Ziotas also pointed to a recent appeals court case in Massachusetts, Doucette v. Georgetown Public Schools, which found that the exhaustion requirement didn’t apply to certain cases.

“The Doucette decision that was issued a month ago is the most important case that addresses how we address these various issues,” Ziotas argued. “What’s clear in Doucette, and I think why it’s so important in our case, is they make clear that exhaustion is futile when you have a permanent neurological injury like alleged Doucette, seizures causing a neurological injury, or in our case, autism being impacted during this critical window.”

The question at the heart of the case, justices like D’Auria pointed out, is whether it revolved around the delivery of services — which falls under the “free appropriate education” category used to toss the original lawsuit.

The defense argued it was a delivery of services issue, which should have been pursued through the normal remedial channels in the immediate years after the services were rendered. Ziotas, on the other hand, argued that the damage done to the children was caused not by delivery of services, but the negligent hiring of Lore in the first place.

In 2007, Lore’s company Spectrum Kids LLC., was hired by the Board of Education to provide services to students with autism or autism-related diagnoses. All of the children in the suit received at least three months of services from Lore between March 2007 and August 2008, during which time Lore received roughly $168,000 from the district.

According to the suit, Lore claimed to hold a Bachelor of Arts degree in elementary education from Mercy College, a master's in clinical psychology from New York University, a master's in special education with a concentration in communication disorders and autism from St. John's University, and a doctorate in behavior analysis from NYU. She also claimed to be a certified special education teacher, a special education itinerant teacher, a licensed clinical psychologist, and a board-certified behavior analyst.

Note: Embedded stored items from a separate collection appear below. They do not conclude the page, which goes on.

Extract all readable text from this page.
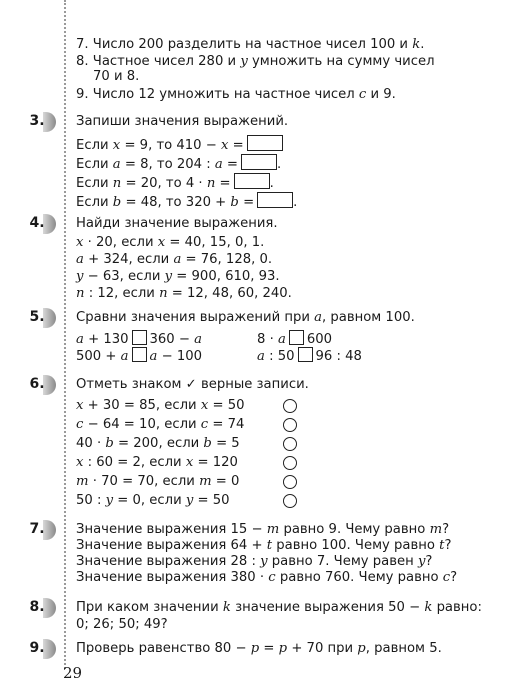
7. Число 200 разделить на частное чисел 100 и k.
8. Частное чисел 280 и y умножить на сумму чисел
70 и 8.
9. Число 12 умножить на частное чисел c и 9.
3. Запиши значения выражений.
Если x = 9, то 410 − x =
Если a = 8, то 204 : a =	.
Если n = 20, то 4 · n =	.
Если b = 48, то 320 + b =	.
4. Найди значение выражения.
x · 20, если x = 40, 15, 0, 1.
a + 324, если a = 76, 128, 0.
y − 63, если y = 900, 610, 93.
n : 12, если n = 12, 48, 60, 240.
5. Сравни значения выражений при a, равном 100.
a + 130 360 − a	8 · a 600
500 + a a − 100	a : 50 96 : 48
6. Отметь знаком ✓ верные записи.
x + 30 = 85, если x = 50
c − 64 = 10, если c = 74
40 · b = 200, если b = 5
x : 60 = 2, если x = 120
m · 70 = 70, если m = 0
50 : y = 0, если y = 50
7. Значение выражения 15 − m равно 9. Чему равно m?
Значение выражения 64 + t равно 100. Чему равно t?
Значение выражения 28 : y равно 7. Чему равен y?
Значение выражения 380 · c равно 760. Чему равно c?
8. При каком значении k значение выражения 50 − k равно:
0; 26; 50; 49?
9. Проверь равенство 80 − p = p + 70 при p, равном 5.
29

Lore held only a General Equivalency Diploma (GED), but the school board failed to verify her claims or complete a sufficient background check, according to the lawsuit.

Parents began to learn the truth about Lore’s background when questions were raised in spring 2008. Former Attorney General Richard Blumenthal launched an investigation, which led to Lore’s conviction.

Though Lore has since been convicted of first-degree larceny, sentenced to three years in prison and ordered to pay the families restitution, the families argue that the city and its school board had not yet been penalized.

“There is no dispute that they had a caregiver provided by the town of Norwalk who was a criminal, who fraudulently presented her credentials and had no credentials. And over the course of months with each one of these children, they regressed and suffered what we have at least presented to the trial court below evidence of permanent neurological injuries,” Ziotas said.

In 2017, Lore received additional charges for failure to pay restitution to the families and she was arrested again last year for violating probation.

Correction: A prior version of this story stated that concerns about Lore’s background were raised in spring 2018. The correct date was spring 2008.